The notation above for f^(-1) means inverse function.

The answer is log(base 4) p x log(base 4)q

I first attempted to solve for the inverse function by switching y and x and then solving for y. This did not get me log (base4) x, which the book says is the inverse of the exponential function.

(Nerd)
• Nov 27th 2011, 12:42 PM
Siron
Re: Solving equation with logs and variables
• Nov 27th 2011, 05:03 PM
benny92000
Re: Solving equation with logs and variables
I didn't come to the right answer, but I have y=4^(x) I switched x and y to solve for the inverse. x=4^(y) I took the log of both sides logx= ylog4. Then I got logx/log4. I then plugged in p and q and fiddled with it from there to no avail.
• Nov 27th 2011, 05:49 PM
skeeter
Re: Solving equation with logs and variables
I assume again ...

$\displaystyle f(x) = 4^x$ (you used a capital F)

you should know that the inverse of an exponential function is a log function, but here is the derivation anyway ...

$\displaystyle y = 4^x$

$\displaystyle x = 4^y$

$\displaystyle \log_4(x) = \log_4(4^y)$

$\displaystyle \log_4(x) = y$

so ...

$\displaystyle f^{-1}(x) = \log_4(x)$

$\displaystyle f^{-1}(p) \cdot f^{-1}(q) = \log_4(p) \cdot \log_4(q)$
• Nov 28th 2011, 05:11 AM
HallsofIvy
Re: Solving equation with logs and variables
Quote:

Originally Posted by benny92000
I didn't come to the right answer, but I have y=4^(x) I switched x and y to solve for the inverse. x=4^(y) I took the log of both sides logx= ylog4. Then I got logx/log4. I then plugged in p and q and fiddled with it from there to no avail.

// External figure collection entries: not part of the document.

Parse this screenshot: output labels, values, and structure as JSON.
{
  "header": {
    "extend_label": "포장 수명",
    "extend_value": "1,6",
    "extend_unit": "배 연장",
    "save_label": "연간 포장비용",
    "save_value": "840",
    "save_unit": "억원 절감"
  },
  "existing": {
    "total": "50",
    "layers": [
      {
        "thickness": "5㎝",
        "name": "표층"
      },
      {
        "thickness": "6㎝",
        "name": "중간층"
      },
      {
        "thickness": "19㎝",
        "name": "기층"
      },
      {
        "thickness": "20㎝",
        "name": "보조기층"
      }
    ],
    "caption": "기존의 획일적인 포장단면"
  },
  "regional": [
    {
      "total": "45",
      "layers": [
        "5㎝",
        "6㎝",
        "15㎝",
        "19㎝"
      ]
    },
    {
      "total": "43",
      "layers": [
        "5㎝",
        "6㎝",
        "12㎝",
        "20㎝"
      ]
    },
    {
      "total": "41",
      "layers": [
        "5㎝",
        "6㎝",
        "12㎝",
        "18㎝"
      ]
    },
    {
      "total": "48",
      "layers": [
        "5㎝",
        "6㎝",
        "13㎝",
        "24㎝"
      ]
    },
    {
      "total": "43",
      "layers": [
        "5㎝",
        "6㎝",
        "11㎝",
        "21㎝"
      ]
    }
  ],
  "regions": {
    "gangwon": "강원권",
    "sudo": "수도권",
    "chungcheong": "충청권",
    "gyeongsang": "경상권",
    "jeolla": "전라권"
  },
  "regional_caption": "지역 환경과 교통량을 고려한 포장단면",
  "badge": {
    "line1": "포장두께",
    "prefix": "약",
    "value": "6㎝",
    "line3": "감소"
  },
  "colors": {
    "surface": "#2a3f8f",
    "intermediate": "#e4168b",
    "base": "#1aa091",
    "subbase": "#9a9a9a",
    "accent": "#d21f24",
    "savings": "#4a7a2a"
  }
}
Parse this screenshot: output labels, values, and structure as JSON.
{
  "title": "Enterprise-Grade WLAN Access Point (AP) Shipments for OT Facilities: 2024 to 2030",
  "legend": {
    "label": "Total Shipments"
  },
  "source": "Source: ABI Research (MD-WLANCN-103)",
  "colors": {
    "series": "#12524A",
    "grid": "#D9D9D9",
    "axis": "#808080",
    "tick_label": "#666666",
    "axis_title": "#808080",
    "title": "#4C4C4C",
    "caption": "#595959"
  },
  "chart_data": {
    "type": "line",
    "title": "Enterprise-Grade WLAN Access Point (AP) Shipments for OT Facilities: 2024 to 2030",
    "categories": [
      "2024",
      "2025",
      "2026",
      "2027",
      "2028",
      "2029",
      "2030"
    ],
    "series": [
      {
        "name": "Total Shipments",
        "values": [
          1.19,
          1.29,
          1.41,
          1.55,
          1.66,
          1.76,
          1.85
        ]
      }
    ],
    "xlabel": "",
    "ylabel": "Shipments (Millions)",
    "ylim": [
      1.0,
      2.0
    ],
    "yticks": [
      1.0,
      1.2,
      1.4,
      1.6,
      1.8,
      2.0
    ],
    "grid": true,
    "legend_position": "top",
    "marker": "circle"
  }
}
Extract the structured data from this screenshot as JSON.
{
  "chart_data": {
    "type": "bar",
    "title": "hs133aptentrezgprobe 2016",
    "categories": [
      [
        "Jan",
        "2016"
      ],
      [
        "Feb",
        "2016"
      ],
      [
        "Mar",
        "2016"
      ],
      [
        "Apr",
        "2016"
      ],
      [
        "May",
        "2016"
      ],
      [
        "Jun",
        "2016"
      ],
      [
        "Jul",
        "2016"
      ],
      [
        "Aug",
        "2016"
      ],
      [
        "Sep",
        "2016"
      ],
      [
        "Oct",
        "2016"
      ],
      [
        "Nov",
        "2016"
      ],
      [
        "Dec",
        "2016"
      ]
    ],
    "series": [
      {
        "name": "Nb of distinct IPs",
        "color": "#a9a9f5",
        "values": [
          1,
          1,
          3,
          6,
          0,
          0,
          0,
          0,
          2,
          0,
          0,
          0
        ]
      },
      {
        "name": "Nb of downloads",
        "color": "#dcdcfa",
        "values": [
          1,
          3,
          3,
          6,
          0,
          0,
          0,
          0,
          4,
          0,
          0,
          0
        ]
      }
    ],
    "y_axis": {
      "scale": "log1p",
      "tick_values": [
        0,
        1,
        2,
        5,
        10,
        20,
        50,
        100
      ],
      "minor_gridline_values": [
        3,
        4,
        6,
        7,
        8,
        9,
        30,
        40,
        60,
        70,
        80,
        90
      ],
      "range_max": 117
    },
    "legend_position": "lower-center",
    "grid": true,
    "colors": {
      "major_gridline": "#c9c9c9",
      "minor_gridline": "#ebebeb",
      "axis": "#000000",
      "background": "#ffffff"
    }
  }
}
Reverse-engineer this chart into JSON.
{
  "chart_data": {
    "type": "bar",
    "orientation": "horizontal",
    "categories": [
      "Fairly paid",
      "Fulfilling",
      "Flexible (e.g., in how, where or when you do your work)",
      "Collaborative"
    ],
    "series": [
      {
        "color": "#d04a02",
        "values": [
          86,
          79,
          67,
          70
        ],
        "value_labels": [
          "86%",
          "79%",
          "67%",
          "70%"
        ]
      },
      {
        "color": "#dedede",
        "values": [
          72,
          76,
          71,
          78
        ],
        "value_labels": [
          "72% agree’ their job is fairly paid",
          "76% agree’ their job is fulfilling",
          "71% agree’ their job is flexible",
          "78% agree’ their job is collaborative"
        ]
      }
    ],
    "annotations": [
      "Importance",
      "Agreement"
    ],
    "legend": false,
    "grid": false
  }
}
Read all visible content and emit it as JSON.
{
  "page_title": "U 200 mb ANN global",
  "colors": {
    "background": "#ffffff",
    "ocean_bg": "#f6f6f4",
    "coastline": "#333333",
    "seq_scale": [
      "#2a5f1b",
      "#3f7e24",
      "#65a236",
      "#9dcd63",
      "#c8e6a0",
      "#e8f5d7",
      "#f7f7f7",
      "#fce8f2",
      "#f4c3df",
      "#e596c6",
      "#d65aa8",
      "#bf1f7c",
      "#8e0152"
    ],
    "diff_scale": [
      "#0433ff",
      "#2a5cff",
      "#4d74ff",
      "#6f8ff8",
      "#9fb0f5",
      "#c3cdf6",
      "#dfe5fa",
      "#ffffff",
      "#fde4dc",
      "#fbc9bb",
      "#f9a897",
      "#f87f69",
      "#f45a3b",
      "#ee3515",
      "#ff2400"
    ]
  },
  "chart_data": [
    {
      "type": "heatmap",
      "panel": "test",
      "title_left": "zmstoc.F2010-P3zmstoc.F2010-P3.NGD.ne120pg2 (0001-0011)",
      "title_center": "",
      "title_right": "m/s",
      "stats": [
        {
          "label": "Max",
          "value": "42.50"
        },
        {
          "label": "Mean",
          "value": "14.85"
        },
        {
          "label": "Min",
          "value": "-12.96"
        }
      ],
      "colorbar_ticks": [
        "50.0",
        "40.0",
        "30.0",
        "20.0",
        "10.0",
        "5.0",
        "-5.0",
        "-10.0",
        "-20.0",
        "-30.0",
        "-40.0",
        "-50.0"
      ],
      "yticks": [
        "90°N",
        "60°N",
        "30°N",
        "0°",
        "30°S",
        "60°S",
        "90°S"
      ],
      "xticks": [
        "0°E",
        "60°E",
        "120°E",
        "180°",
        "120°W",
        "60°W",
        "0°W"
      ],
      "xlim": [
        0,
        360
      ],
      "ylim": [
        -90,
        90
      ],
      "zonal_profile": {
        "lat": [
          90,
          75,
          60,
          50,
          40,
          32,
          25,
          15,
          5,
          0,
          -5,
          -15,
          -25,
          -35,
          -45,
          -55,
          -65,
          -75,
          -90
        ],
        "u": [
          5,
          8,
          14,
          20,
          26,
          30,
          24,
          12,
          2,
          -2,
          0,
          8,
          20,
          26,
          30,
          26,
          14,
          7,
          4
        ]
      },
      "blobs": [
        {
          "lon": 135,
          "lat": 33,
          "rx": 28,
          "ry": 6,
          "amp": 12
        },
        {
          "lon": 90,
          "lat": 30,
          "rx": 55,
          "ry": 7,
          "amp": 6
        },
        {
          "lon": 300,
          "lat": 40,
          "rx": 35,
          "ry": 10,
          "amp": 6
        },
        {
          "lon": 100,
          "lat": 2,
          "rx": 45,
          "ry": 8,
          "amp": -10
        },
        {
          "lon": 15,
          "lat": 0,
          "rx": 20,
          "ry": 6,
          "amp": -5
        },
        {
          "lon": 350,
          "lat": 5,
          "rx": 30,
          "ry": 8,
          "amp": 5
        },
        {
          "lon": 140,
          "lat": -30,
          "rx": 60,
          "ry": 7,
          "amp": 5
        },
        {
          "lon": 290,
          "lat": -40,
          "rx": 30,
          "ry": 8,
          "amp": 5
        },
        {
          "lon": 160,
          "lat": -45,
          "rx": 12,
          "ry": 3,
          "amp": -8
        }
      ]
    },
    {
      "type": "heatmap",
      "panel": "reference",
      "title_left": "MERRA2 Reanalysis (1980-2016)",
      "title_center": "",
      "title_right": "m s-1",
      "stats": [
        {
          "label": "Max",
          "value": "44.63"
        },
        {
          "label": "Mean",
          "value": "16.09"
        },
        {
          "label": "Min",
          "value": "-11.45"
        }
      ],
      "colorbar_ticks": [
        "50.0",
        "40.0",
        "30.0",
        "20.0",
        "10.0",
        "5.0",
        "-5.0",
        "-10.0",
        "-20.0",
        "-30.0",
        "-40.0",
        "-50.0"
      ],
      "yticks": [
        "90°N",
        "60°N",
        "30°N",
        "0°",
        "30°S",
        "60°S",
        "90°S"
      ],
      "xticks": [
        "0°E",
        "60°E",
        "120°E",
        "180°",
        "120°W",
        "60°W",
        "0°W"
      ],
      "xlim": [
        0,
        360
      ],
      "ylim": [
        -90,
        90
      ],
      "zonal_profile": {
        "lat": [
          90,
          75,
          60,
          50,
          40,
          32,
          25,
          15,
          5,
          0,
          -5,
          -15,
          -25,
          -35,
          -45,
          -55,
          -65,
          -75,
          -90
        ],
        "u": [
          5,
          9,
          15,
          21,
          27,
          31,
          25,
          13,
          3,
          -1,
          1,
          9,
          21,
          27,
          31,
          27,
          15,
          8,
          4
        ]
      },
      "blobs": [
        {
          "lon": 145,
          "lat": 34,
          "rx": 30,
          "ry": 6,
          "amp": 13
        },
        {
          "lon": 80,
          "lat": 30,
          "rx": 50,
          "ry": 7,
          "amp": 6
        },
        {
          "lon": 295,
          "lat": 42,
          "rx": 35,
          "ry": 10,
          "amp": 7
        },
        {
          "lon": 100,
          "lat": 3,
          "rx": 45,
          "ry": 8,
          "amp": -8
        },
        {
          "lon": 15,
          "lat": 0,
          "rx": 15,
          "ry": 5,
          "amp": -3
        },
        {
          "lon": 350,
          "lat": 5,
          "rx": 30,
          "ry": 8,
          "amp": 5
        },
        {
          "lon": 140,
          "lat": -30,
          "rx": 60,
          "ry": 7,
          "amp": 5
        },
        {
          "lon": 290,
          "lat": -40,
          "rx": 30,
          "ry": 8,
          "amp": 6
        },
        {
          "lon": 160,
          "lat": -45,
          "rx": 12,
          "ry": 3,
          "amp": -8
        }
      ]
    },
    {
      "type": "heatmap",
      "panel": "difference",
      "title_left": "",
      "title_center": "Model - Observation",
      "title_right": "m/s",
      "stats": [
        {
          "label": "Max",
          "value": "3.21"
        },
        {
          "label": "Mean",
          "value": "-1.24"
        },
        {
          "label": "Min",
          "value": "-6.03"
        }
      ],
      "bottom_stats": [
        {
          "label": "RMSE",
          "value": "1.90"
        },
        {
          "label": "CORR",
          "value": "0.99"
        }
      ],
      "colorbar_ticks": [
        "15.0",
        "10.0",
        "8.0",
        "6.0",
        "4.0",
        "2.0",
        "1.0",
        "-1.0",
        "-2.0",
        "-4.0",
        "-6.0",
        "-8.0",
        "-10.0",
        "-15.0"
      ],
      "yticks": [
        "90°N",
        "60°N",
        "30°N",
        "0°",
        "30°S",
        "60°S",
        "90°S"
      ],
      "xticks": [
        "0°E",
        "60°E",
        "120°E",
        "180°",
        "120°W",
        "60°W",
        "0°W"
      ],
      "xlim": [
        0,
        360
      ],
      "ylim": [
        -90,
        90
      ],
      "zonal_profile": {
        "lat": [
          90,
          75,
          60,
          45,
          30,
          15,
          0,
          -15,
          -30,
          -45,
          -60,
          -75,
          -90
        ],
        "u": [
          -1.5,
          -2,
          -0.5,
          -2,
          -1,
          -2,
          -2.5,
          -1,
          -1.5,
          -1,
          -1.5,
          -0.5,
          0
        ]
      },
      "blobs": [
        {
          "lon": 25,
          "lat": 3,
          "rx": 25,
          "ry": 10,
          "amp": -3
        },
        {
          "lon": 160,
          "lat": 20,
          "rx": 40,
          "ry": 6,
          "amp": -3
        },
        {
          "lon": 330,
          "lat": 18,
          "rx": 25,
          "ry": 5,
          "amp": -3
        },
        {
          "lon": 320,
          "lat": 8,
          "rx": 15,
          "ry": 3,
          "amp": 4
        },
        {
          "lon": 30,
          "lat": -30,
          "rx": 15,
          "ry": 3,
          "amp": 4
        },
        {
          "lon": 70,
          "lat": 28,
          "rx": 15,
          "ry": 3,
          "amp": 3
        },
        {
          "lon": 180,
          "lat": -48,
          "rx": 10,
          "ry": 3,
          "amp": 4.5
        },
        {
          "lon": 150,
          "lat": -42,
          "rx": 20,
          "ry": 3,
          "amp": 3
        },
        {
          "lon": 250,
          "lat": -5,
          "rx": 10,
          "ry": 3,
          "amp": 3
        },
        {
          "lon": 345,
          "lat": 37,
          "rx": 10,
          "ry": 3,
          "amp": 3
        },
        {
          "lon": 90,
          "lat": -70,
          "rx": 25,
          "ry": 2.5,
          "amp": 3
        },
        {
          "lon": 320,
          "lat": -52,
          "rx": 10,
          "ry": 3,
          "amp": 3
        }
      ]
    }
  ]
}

Which logarithm did you use? $\displaystyle a^x$ gives a different function for every different a, so its inverse $\displaystyle log_a(x)$ is a different function for every a. If you had used $\displaystyle log_4(x)$, Since $\displaystyle 4= 4^1$, log_4(4)= 1 so your "log x/log 4" is just $\displaystyle log_4(x)$. For any other logarithm, it is true that $\displaystyle log_a()x)/log_a(4)= log_4(x)$. That's a property of logarithms worth knowing:
$\displaystyle \frac{log_a(x)}{log_a(b)}= log_b(x)$
• Nov 28th 2011, 10:20 AM
benny92000
Re: Solving equation with logs and variables
Change of base rule. I am aware of it. I see how that applies here now. Thanks!